Her şey Tunus’ta limon satan üniversite mezunu bir gencin kendisini yakarak tarihin tekerleğine çomak sokmasıyla başladı. Ondan sonrası hepimizin allame-i cihan kesildiği domino meselesi… Artık hepimiz meraktayız, soruyoruz; “Sırada hangi ülke var?” diye.

Tunus, Mısır, Libya Tamam… Ya Sıradaki?

Sırada hangi ülkenin olduğunu kestirmek çok da kolay değil. Bir yandan Libya, Yemen, Irak gibi ülkelerde karışıklıklar devam ederken bir yerlerde yeni bir isyanın pusuda beklediği muhakkak. Pusudadır, çünkü kalabalık gündemler içinde yapılacak eylemler yeterli dünya kamuoyu desteği bulamayacağı için bu tip işler ortalık durulunca yapılır ki bütün dikkatler oraya çevrilsin. Anlayacağımız kendini hazırlayan daha birçok yer var gibi görünüyor.

İsyanların Coğrafi Bütünlüğü

İhtimallerin başında arada bir hafif sarsıntılar geçiren İran gelmektedir. Onu bundan iki ay kadar önce ortadan ikiye bölünen Sudan, şu an için sakin görünen Fas, Moritanya, Çad, Nijerya gibi ülkeler izlemektedir.

Bu ülkelerin hemen hepsi tek bir coğrafi bütünlüğün parçası olduğu için sırada kimin olduğu sadece basit bir teferruattır. Bu yüzden sırayı doğru tahmin etmekle enerjimizi harcayacağımıza asıl hedefin ne ve neresi olduğuna, asıl bombanın nerde patlayacağına odaklanmamız gerekir.

Mücadelenin Teorik Arka Planı

Malum, ABD, daha Sovyetlerin hemen akabinde Avrasya’da doğan güç boşluğunu doldurmayı hedefleyen bir misyonu üstlendiğini ortaya koyarak Yeni Dünya Düzeni diye bir kavram ortaya attı. Her ne kadar Baba Bush ve Clinton bunu gerçekleştiremedilerse de bu yolda önemli girişimlerde bulundular.

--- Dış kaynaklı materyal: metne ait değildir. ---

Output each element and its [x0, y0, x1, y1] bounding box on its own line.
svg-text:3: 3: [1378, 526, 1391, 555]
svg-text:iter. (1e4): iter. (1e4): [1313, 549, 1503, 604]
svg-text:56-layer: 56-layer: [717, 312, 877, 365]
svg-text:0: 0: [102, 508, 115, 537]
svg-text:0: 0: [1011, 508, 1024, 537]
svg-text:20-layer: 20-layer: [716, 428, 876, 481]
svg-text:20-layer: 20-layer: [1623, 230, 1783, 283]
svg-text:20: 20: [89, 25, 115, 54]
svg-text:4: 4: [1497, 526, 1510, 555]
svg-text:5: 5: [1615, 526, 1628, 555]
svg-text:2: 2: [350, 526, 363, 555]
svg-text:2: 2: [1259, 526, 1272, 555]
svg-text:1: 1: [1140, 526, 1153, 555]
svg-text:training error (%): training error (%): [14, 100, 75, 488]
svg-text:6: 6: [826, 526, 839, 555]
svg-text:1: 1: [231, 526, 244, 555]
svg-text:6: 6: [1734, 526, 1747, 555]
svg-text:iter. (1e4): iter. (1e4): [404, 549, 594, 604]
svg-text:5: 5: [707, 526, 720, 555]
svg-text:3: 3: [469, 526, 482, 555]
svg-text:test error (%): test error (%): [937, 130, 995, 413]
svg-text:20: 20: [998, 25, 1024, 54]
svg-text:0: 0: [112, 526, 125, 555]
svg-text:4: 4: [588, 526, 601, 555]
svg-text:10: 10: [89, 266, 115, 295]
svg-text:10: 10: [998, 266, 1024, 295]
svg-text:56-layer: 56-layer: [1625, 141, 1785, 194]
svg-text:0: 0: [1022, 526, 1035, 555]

ABD, Mackinder’in izinden giderek dünyanın kontrolünü ele geçirmeyi geçmişten beri istese de Rusya’nın kendi hayat sahası saydığı hedef bölgeyle ABD arasına Demirperde’yi örmesi, bu hayali suya düşürmüştür. Rusların varlığının bu konudaki temel teoriyi geçersiz kılması, ABD’nin ikinci en iyi teoriye sarılarak hedef bölgeyi kuşatmasına neden olmuştur.

Truman Doktrini, İsrail’in kurulması, NATO, CENTO, SEATO gibi örgütler ve Kore Savaşı bu teorinin uygulamadaki aşamalarıdır. Buna 1953’te Musaddık’ın devrilerek ABD hegemonyasının İran’a ihraç edilmesini de ekleyebiliriz. Sonuç olarak bütün bu çabalar Rusya’nın açık denizlere ve Boğazlara ulaşmasını önlerken Rusya, mümkün olduğunca kendi kara sınırları içerisine hapsedilmiştir.

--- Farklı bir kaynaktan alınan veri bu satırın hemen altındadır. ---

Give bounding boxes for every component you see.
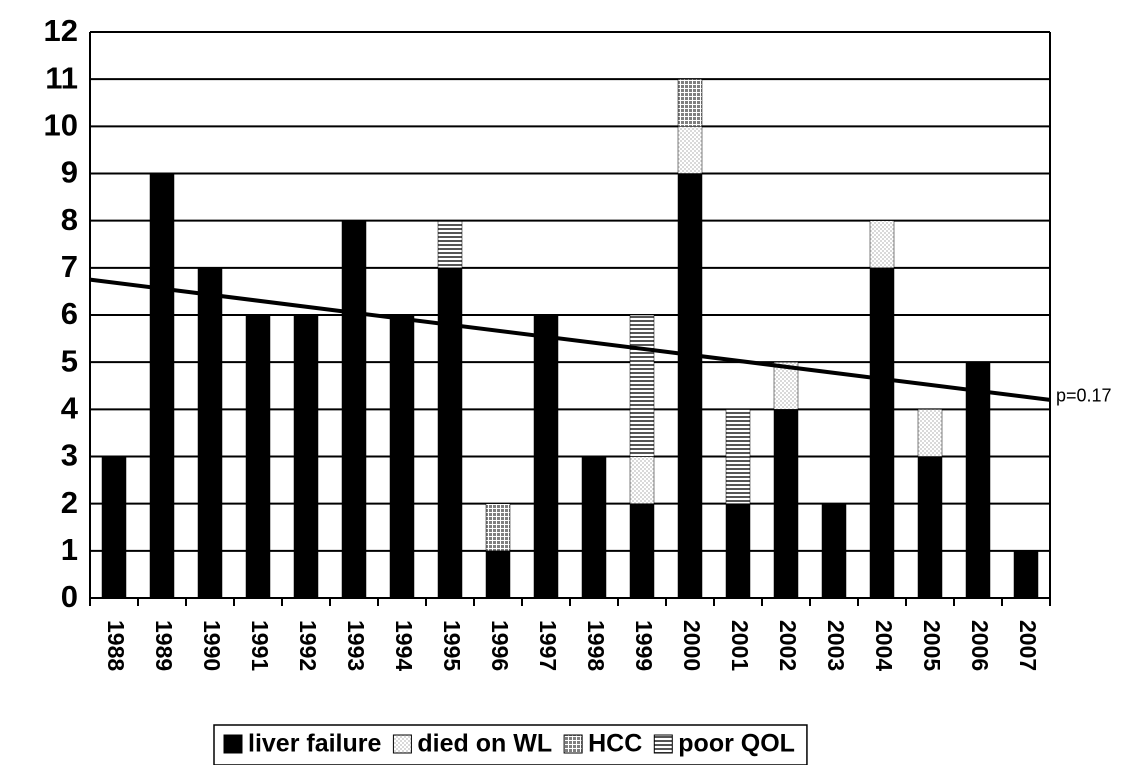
x-tick-label: 1994 <box>391 620 417 671</box>
legend-box <box>213 724 808 765</box>
x-tick-label: 1988 <box>103 620 129 671</box>
legend: liver failure died on WL HCC poor QOL <box>213 724 808 765</box>
x-tick-label: 2003 <box>823 620 849 671</box>
y-tick-label: 9 <box>61 155 78 190</box>
legend-label: HCC <box>588 730 642 758</box>
bar-segment <box>629 456 655 504</box>
legend-swatch <box>223 734 243 754</box>
bar-segment <box>1013 550 1039 599</box>
x-tick-label: 2007 <box>1015 620 1041 671</box>
y-tick-label: 5 <box>61 343 78 378</box>
y-tick-label: 1 <box>61 532 78 567</box>
bar-segment <box>821 503 847 599</box>
bar-segment <box>725 409 751 504</box>
bar-segment <box>485 550 511 599</box>
x-tick-label: 2004 <box>871 620 897 671</box>
x-tick-label: 2005 <box>919 620 945 671</box>
x-tick-label: 2001 <box>727 620 753 671</box>
bar-segment <box>533 314 559 599</box>
x-tick-label: 2006 <box>967 620 993 671</box>
y-tick-label: 6 <box>61 296 78 331</box>
y-tick-label: 12 <box>44 13 78 48</box>
trend-label: p=0.17 <box>1056 386 1112 406</box>
bar-segment <box>965 361 991 599</box>
x-tick-label: 1993 <box>343 620 369 671</box>
legend-label: poor QOL <box>678 730 795 758</box>
bar-segment <box>917 409 943 457</box>
bar-segment <box>197 267 223 599</box>
bar-segment <box>677 78 703 127</box>
bar-segment <box>677 126 703 174</box>
bar-segment <box>245 314 271 599</box>
x-tick-label: 1997 <box>535 620 561 671</box>
x-tick-label: 1992 <box>295 620 321 671</box>
bar-segment <box>437 267 463 599</box>
x-tick-label: 2000 <box>679 620 705 671</box>
bar-segment <box>869 220 895 269</box>
legend-swatch <box>392 734 412 754</box>
bar-segment <box>917 456 943 599</box>
y-tick-label: 2 <box>61 485 78 520</box>
bar-segment <box>149 173 175 599</box>
bar-segment <box>293 314 319 599</box>
bar-segment <box>341 220 367 599</box>
bar-segment <box>485 503 511 552</box>
bar-segment <box>629 503 655 599</box>
y-tick-label: 3 <box>61 438 78 473</box>
x-tick-label: 1995 <box>439 620 465 671</box>
bar-segment <box>581 456 607 599</box>
bar-segment <box>773 409 799 599</box>
legend-label: liver failure <box>248 730 381 758</box>
y-tick-label: 10 <box>44 108 78 143</box>
bar-segment <box>677 173 703 599</box>
x-tick-label: 1999 <box>631 620 657 671</box>
x-tick-label: 1996 <box>487 620 513 671</box>
bar-segment <box>725 503 751 599</box>
bar-segment <box>389 314 415 599</box>
x-tick-label: 1991 <box>247 620 273 671</box>
bar-segment <box>773 361 799 410</box>
y-tick-label: 7 <box>61 249 78 284</box>
x-tick-label: 2002 <box>775 620 801 671</box>
x-tick-label: 1998 <box>583 620 609 671</box>
x-tick-label: 1990 <box>199 620 225 671</box>
x-tick-label: 1989 <box>151 620 177 671</box>
bar-segment <box>437 220 463 269</box>
y-tick-label: 0 <box>61 579 78 614</box>
legend-swatch <box>653 734 673 754</box>
legend-label: died on WL <box>417 730 552 758</box>
bar-segment <box>869 267 895 599</box>
bar-segment <box>101 456 127 599</box>
y-tick-label: 11 <box>45 60 78 95</box>
y-tick-label: 4 <box>61 391 79 426</box>
trend-line <box>89 277 1051 402</box>
bar-segment <box>629 314 655 457</box>
legend-swatch <box>563 734 583 754</box>
y-tick-label: 8 <box>61 202 78 237</box>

Çin’le Gelen Yeni Güç Dengesi

1980’lere kadar süregelen bu mücadele Rusya-ABD rekabeti şeklindeyken efsanevi lider Deng Şiaoping’in pazar sosyalizmini oluşturarak üretken ve dinamik bir Çin yaratması bu yıllardan itibaren mücadelenin rengi değişmiştir.

Deng’in ipleri ele almasından bu yana kesintisiz bir şekilde yılda ortalama % 9-10 civarında büyüme kaydeden Çin, 2011’in hemen başında beklentileri haklı çıkardı ve Japonya’yı geride bırakarak milli gelir sıralamasında dünya ikinciliği tahtına oturdu. Mevcut üretim dinamizmi artık bu koltuğun da kısa zaman sonra Çinlilere yeterli olmayacağını göstermektedir.

Böyle bir tehdidi ABD’nin görmezden gelmesi düşünülemez. ABD; Hindistan, Tibet, Uygur Özerk Bölgesi gibi konularda Çin’i zaten sürekli el altından rahatsız etmektedir. Hatta yıllardır koyduğu blokajı kaldırarak 1 Ekim 2008’de Hindistan’ı ABD Senatosu eliyle resmen bir nükleer güç olarak ilan etti. ABD, bölgede güçlü bir müttefikin varlığını önemsiyor ve İsrail’i de Hindistan’la ilişkiler konusunda teşvik ediyor.

11 Eylül ile dünyanın nerdeyse tamamını terörist ve şeytan ilan etme lüksüne kavuşan ABD’nin iki yere odaklandığı görüldü. Bunlardan birincisi Afganistan oldu. O zamanki lehine olan psikolojiyi hemen nakite çevirmek isteyen ABD, hiç beklemeksizin Afganistan’a girerek Çin’e kara komşusu olmaya çalıştı. Bir yandan sınır komşusu olmaya çalışırken diğer yandan klasik heartlandın en önemli ülkeleri olan Orta Asya Türk Cumhuriyetleri ile askeri anlaşmalar imzalayıp buralara asker ve çeşitli tür ve boyutlarda silahlar konuşlandırdı.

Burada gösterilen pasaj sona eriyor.